Chambre des référés, 28 mai 2025 — 25/00587

Dit n'y avoir lieu à prendre une mesure en raison du défaut de pouvoir Cour de cassation — Chambre des référés

Texte intégral

RÉPUBLIQUE FRANÇAISE Au Nom du Peuple Français

Tribunal judiciaire d’EVRY Pôle des urgences civiles Juge des référés

Ordonnance du 28 Mai 2025 MINUTE N° 25/______ N° RG 25/00587 - N° Portalis DB3Q-W-B7J-Q7BO

PRONONCÉE PAR

Philippe DEVOUCOUX, Premier Vice-Président adjoint, Assisté de Sarah TREBOSC, greffière lors des débats à l’audience du 23 mai 2025 et lors du prononcé

ENTRE :

COMITÉ SOCIAL ET ECONOMIQUE DE L’HYPERMARCHE [Adresse 3] [Localité 6] dont le siège social est situé [Adresse 2]

représenté par Maître Thomas HOLLANDE de la SELARL LBBA, avocat au barreau de PARIS, vestiaire : P469

DEMANDEUR

D'UNE PART

ET :

S.A.S. CARREFOUR HYPERMACHES dont le siège social est situé [Adresse 1]

représentée par Maître Jérôme WATRELOT de la SELAFA CHASSANY WATRELOT ET ASSOCIES, avocat au barreau de PARIS, vestiaire : K0100

DÉFENDERESSE

D'AUTRE PART

ORDONNANCE : Prononcée publiquement par mise à disposition au greffe, Contradictoire et en premier ressort.

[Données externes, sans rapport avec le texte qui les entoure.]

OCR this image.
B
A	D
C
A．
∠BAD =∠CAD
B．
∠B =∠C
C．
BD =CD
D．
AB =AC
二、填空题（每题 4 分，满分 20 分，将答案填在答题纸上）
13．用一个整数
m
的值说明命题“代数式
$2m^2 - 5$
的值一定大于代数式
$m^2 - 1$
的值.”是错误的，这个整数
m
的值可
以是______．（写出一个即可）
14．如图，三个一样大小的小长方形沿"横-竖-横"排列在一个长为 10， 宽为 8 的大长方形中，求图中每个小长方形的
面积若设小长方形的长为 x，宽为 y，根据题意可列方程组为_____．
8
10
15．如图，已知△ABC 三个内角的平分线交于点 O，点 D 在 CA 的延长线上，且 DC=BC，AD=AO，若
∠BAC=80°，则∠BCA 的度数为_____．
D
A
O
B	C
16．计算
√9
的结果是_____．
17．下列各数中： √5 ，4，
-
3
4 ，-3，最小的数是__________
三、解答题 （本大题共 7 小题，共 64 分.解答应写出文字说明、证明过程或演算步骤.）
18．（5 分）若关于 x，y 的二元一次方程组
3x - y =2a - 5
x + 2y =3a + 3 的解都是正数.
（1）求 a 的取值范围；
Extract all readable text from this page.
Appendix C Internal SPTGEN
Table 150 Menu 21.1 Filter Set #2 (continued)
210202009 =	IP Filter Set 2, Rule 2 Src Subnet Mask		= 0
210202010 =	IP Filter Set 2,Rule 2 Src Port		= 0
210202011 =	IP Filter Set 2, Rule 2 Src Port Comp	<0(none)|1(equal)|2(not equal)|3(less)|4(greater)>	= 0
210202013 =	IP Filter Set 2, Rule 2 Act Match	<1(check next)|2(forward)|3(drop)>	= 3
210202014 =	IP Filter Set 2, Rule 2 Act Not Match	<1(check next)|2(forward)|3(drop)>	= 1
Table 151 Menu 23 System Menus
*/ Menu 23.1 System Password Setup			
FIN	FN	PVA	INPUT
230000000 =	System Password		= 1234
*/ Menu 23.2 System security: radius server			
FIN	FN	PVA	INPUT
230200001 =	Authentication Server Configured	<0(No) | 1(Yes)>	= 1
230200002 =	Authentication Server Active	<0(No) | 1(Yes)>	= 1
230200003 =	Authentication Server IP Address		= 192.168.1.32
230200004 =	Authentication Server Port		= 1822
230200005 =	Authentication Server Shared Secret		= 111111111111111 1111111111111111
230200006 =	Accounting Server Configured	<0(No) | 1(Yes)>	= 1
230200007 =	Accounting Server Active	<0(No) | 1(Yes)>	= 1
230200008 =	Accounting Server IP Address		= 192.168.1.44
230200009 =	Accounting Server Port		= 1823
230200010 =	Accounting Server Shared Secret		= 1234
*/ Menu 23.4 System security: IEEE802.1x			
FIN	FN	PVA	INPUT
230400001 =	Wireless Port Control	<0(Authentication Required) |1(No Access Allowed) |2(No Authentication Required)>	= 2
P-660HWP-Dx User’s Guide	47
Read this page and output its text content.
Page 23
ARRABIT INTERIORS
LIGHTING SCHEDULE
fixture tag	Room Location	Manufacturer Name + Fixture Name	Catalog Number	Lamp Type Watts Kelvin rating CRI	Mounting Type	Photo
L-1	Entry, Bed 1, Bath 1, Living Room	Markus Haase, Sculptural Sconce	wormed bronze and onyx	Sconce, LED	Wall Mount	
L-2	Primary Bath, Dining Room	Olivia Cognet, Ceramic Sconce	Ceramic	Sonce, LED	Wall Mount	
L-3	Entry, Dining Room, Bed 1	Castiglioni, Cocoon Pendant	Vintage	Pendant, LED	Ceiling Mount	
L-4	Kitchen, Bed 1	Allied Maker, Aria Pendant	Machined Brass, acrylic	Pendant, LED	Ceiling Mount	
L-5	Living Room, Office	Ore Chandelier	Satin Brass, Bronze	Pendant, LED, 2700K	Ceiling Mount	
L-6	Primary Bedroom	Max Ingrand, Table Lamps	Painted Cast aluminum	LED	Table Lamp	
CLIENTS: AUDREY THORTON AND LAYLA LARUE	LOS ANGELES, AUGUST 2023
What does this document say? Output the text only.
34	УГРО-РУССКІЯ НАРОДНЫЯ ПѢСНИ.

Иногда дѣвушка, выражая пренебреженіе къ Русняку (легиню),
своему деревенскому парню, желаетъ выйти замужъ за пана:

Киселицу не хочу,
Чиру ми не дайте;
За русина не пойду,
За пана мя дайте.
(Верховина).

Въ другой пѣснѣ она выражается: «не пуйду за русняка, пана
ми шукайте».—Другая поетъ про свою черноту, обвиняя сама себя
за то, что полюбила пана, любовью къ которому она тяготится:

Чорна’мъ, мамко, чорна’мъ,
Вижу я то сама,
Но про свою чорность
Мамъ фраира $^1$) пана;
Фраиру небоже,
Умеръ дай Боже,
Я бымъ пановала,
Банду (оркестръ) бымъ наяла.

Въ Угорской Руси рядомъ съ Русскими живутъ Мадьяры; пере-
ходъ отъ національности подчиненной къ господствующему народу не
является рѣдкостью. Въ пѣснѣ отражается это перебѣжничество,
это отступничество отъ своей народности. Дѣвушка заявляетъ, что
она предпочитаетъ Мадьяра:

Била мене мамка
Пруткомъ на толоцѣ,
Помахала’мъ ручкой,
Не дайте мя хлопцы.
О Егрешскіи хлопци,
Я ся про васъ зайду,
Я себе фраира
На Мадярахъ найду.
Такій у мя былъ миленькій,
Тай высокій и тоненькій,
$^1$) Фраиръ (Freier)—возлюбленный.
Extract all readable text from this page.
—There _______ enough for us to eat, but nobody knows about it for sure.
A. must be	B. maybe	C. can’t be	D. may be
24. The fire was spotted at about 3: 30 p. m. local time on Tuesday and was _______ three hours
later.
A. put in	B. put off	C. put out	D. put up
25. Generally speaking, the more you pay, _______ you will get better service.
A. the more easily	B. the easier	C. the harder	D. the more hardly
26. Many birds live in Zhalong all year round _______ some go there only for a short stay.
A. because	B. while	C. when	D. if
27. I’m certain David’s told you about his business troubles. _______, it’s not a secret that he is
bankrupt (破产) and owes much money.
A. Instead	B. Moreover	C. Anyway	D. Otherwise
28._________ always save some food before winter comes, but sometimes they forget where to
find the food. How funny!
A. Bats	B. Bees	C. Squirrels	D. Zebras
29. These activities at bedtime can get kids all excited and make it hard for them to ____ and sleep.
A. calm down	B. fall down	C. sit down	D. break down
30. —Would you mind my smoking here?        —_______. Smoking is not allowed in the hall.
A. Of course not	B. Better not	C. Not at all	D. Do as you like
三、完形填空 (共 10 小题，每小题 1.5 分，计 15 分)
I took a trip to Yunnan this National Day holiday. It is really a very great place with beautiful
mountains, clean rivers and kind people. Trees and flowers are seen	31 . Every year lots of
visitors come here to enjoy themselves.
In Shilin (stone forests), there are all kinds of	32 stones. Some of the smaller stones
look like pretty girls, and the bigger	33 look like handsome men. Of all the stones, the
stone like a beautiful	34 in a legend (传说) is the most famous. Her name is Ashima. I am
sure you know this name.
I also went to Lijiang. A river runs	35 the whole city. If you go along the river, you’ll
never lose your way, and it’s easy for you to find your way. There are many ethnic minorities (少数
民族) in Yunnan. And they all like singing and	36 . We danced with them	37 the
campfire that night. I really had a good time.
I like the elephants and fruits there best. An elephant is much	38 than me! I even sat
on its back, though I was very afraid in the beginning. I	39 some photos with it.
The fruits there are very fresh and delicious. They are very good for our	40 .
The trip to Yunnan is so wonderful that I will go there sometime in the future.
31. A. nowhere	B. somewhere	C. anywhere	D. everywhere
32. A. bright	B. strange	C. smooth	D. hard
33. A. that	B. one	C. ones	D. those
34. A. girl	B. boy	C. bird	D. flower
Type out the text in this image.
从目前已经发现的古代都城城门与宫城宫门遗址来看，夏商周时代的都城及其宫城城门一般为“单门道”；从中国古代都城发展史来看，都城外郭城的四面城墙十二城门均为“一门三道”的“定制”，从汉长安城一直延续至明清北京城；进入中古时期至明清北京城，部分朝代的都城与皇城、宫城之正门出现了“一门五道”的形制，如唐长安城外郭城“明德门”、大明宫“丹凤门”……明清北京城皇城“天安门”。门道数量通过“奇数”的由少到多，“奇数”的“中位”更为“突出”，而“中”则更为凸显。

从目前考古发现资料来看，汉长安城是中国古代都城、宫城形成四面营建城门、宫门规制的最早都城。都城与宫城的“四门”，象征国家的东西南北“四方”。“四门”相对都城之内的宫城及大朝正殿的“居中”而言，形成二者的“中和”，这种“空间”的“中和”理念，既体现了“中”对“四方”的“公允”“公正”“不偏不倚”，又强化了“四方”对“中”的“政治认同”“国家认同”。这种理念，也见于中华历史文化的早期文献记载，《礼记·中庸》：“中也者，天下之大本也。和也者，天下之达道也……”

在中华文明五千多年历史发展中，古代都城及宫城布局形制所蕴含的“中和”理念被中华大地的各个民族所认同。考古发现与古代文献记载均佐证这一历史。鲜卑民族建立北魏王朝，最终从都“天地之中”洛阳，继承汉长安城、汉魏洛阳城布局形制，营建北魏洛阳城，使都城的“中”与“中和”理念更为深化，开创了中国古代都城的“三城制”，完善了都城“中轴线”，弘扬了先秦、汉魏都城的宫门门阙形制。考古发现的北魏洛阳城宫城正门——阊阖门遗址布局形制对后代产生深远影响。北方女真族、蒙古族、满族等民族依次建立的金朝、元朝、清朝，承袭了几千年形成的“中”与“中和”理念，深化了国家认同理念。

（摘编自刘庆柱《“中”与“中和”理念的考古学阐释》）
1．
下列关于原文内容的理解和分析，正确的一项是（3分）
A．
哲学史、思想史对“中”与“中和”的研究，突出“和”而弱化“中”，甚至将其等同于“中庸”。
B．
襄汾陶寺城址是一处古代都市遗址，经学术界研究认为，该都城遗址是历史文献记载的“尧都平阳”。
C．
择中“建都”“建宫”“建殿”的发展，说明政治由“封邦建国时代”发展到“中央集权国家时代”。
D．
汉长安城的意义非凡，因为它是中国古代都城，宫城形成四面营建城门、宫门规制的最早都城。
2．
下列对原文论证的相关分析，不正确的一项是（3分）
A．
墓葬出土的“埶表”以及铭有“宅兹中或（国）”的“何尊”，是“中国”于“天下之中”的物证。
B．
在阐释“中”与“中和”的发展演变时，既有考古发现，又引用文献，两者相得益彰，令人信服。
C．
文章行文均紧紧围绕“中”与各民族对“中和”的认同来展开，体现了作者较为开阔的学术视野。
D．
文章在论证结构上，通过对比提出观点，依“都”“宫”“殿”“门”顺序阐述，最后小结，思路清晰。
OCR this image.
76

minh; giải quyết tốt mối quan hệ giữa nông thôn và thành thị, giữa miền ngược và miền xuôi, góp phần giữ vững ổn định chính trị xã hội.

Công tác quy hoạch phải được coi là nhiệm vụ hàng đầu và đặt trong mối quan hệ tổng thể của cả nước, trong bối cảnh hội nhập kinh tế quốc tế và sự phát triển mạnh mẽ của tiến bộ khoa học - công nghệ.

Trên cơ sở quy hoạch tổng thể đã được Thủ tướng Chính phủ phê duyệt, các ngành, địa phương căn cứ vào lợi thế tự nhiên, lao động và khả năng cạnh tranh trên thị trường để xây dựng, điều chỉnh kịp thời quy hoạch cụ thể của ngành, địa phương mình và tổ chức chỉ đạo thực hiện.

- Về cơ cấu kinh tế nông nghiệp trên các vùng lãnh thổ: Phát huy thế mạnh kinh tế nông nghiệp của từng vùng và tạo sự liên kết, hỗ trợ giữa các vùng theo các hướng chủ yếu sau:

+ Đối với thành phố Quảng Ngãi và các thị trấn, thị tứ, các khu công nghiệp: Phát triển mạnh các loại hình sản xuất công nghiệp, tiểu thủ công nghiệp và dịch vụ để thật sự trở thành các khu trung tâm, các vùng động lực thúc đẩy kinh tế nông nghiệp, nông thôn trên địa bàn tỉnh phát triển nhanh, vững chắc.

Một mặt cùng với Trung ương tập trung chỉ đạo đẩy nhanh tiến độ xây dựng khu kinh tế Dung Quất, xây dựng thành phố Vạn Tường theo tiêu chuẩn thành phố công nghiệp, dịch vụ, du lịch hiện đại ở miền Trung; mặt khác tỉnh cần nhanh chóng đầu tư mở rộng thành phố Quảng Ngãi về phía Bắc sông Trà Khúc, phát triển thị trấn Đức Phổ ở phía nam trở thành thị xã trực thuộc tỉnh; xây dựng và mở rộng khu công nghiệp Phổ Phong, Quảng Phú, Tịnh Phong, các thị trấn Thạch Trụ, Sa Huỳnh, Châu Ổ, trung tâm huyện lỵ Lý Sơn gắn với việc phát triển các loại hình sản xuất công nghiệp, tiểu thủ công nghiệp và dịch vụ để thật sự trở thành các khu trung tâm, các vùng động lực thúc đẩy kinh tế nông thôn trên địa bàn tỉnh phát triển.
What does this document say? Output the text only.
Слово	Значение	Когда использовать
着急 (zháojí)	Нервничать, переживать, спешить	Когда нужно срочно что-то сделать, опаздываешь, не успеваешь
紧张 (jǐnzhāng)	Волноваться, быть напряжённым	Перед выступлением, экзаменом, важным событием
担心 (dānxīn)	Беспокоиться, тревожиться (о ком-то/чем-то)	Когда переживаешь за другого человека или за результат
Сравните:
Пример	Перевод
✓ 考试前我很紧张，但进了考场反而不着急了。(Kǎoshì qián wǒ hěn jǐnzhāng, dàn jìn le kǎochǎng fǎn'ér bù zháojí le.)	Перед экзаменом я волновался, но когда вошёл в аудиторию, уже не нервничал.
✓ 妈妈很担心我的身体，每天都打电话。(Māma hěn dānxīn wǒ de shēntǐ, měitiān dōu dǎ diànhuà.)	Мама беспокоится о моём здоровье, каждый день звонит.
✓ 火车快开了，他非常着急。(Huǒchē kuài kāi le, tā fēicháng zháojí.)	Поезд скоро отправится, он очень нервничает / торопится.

************** EXPOSE DU LITIGE

Le groupe de grande distribution [Adresse 3], qui a son siège en Essonne, a entamé depuis une vingtaine d’années un processus de passage en location-gérance ou en franchise d’un certain nombre de ses magasins historiquement intégrés. Chaque année depuis 2018 diverses surfaces de vente passent ainsi en location-gérance. La direction de l’hypermarché CARREFOUR d’[Localité 6] a informé le 23 janvier 2025 les membres du Comité social et économique (CSE) de l’établissement du passage en location-gérance de l’hypermarché d’[Localité 6], qui, selon la direction, après une période de recours suspensif, devrait se concrétiser au 1er juin 2025. Le CSE s’y oppose, sollicitant un gel du projet, considérant que les délais applicables à sa consultation préalable obligatoire n’ont manifestement pas expirés.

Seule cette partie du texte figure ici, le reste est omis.